Das Regie-Festival im Volkstheater hat diesmal so viele Produktionen eingeladen wie noch nie zuvor

Die Welt zu Gast: In Zeiten, in denen neue Mauern hochgezogen werden, sich Nachbarländer vom Kontinent lösen und im Globales-Dorf-Nahbereich der sozialen Netzwerke schnell heftiger Streit ausbricht, ist die radikal weltoffene Tradition des immer wieder extrem spannenden Münchner Theaterfestivals doch wirklich etwas Besonderes.

Bereits zum 15. Mal kommt die hoffnungsfroh stimmende Speerspitze junger Theaterschaffende für das Radikal jung-Fest ans Münchner Volkstheater. Eingeladen vom Intendanten Christian Stückl können sich hier junge Talente selbst ins Schaufenster stellen und sich großer Beachtung sicher sein.

Von 27. Apri l bis 5. Mai sieht man nicht nur in der Brienner Straße, sondern auch im derzeit wohl aufregendsten Zwischennutzungsprojekt Z Common Ground an der Zschokkestraße 15 Stücke aus Amsterdam, Berlin, Dresden, Hamburg, Paris, St. Pölten, Wien, Zürich und München. Erstmalig reist sogar eine Produktion aus New York an – das ultra-gewaltätige Frauen-Diptychon (50/50) old school animation, das Peter Mills und Julia Mounsey in Szene gesetzt haben (Volkstheater, 29.4. bis 1.5.).

Auffällig diesmal: Aus den rund 90 gesichteten Produktionen haben die Juroren Kilian Engels, Christine Wahl und der umtriebige Theaerkritiker C. Bernd Sucher das bislang umfangreichste Festivalprogramm eingeladen – darunter mit 14 regieführenden Frauen wieder mehr Regisseurinnen als Männer (fünf an der Zahl).

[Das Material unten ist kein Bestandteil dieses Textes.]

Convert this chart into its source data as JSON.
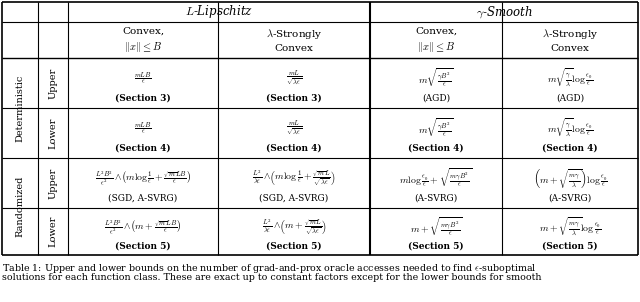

Keine lange Anreise hatten dabei Leonie Böhm, die ihre gefeierte Yung Faust-Inszenierung von den Kammerspielen noch einmal auf einer neuen Bühne zeigen darf, und Blanka Rádóczy (Der Mieter aus dem Residenztheater). Und das Volkstheater selbst ist mit der Amsterdam-Arbeit von Sapir Heller vertreten.

Erstmalig in der Stadt – als Uraufführung – darf man sich auf die hautnah berührende Medusa Bionic Rise-Produktion von Regisseurin Yanna Thönnes einlassen. Hinter dem Titel verbirgt sich eine radikale Fitness-Bewegung, die auch vor operativen Eingriffen und technologischen Körper-„Erweiterungen“ nicht zurückschreckt. Man will sich ja optimieren (Z Common Ground, 27./28.4.).

Mit der rasanten Entwicklung der Fotografie und der Frage, was diese über das Konzept von Wirklichkeit erzählt, beschäftigt sich die Uraufführung Durée d’exposition der Regisseurin Camillle Dagen (27./28.4.). Ein rätselhaftes Angstpiece hat Anta Helena Recke mitgebracht. Sie lotet auf der Bühne psychische Störungen und Vermeidungsverhaltensweisen aus (28.4.).

Auf dem vielbeachteten Roman Die Hauptstadt von Robert Menasse basiert die Theaterarbeit von Lucia Bihler vom Schauspielhaus Wien, die sich mit der EU-Tristesse auseinandersetzt (29.4.). Und in die heimliche neue US-Hauptstadt Mar-al-Lago geht’s im wuchtigen Text von Marlene Streeruwitz (3.5.).